Project Demonstration
00:00 Project Demo and Overview. In Wordle, you have six attempts to guess a secret five-letter word. After each guess, you’ll get feedback about which letters are correctly placed, which are misplaced, and which are wrong.
00:15 The New York Times bought the original Wordle in early 2022, and you can now play the game on their website. The game has a social aspect that you won’t re-create in this project.
00:26 The New York Times version of the game has one secret word per day, and all the players are guessing the same word. Your version of the game will look as seen on-screen.
00:38 After you make a guess, each letter is categorized. Correct letters are marked in green, misplaced letters are marked in yellow, and wrong letters are marked in gray.

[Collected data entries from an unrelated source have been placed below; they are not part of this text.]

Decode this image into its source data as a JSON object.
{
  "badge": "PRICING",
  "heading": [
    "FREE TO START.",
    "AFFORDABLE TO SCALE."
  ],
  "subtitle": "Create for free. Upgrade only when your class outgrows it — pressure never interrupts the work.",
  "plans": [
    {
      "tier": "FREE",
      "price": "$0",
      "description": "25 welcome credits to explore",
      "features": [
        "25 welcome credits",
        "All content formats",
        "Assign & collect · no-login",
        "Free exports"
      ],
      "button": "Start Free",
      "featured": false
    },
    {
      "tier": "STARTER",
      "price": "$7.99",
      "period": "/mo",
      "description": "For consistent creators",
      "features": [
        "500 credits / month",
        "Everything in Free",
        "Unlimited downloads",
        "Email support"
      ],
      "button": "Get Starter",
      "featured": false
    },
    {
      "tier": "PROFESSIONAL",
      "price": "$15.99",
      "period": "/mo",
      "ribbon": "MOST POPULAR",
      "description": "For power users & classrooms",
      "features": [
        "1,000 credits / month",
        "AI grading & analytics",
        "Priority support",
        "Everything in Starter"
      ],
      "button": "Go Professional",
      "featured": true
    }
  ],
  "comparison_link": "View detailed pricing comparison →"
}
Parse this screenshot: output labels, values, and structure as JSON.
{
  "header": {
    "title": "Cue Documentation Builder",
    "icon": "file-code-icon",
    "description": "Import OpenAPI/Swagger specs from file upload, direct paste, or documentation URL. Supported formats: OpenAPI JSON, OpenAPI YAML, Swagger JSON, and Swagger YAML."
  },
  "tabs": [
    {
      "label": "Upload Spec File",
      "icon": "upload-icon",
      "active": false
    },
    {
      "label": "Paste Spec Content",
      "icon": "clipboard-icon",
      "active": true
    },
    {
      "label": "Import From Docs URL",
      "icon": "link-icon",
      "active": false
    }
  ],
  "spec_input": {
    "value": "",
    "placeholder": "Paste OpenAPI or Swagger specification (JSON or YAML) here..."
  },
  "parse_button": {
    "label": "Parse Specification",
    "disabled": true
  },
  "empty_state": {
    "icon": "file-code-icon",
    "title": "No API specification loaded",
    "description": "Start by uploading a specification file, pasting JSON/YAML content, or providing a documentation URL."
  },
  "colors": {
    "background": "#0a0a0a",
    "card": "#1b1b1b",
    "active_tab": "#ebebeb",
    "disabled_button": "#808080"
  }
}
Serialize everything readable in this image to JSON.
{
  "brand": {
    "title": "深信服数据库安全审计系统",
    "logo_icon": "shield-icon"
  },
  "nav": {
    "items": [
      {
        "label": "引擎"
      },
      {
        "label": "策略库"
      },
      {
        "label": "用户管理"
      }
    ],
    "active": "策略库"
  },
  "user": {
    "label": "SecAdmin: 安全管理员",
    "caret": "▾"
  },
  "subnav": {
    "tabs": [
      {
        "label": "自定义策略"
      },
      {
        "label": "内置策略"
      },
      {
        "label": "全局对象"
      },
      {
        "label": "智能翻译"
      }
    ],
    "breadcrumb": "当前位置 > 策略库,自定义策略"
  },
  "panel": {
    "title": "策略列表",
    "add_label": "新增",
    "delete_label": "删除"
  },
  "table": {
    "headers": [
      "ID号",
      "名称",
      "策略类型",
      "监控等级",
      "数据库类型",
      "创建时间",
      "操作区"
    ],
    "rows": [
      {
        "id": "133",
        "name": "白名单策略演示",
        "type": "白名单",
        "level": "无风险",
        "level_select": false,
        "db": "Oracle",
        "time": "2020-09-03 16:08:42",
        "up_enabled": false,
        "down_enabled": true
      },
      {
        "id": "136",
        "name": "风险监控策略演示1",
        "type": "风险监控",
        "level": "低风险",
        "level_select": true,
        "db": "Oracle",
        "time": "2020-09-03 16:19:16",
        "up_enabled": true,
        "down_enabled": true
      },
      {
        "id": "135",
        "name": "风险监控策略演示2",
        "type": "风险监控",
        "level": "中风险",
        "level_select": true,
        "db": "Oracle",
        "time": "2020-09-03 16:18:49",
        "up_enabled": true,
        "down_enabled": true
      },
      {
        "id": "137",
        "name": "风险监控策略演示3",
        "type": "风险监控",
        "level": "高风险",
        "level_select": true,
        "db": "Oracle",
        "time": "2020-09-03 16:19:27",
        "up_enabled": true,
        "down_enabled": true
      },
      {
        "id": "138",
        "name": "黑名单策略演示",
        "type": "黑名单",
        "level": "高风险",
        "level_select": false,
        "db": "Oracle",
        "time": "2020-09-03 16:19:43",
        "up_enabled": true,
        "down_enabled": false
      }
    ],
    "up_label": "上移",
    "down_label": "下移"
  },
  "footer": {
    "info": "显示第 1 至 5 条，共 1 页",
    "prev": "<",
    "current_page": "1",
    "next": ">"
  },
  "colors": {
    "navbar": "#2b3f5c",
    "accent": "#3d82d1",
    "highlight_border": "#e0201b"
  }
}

00:48 If you make any mistakes, such as guessing a word with six letters, then the game will give you appropriate feedback and let you take another guess.
00:59 An important part of this project is bootstrapping the application early. You want to have code that runs so that you can test that the code works, and you can experiment with different ways of implementing the features that you need in the game.
01:11 You’ll build your Wordle clone iteratively, going through the steps seen on-screen: creating a simple prototype that allows you to guess a secret word and gives you feedback on the individual letters, making the game more interesting by including a list of words that the game randomly chooses from, refactoring the code to use functions, adding color and style to the game using the Rich library, providing actionable feedback to your users when they play the game, and improving the user interface by adding the status of all the letters in the alphabet. As you work through the course, you’ll see how you can start with a small idea and grow it into our full-featured application. After all, that was Wordle’s journey.
01:53 And in the next section of the course, you’ll start yours.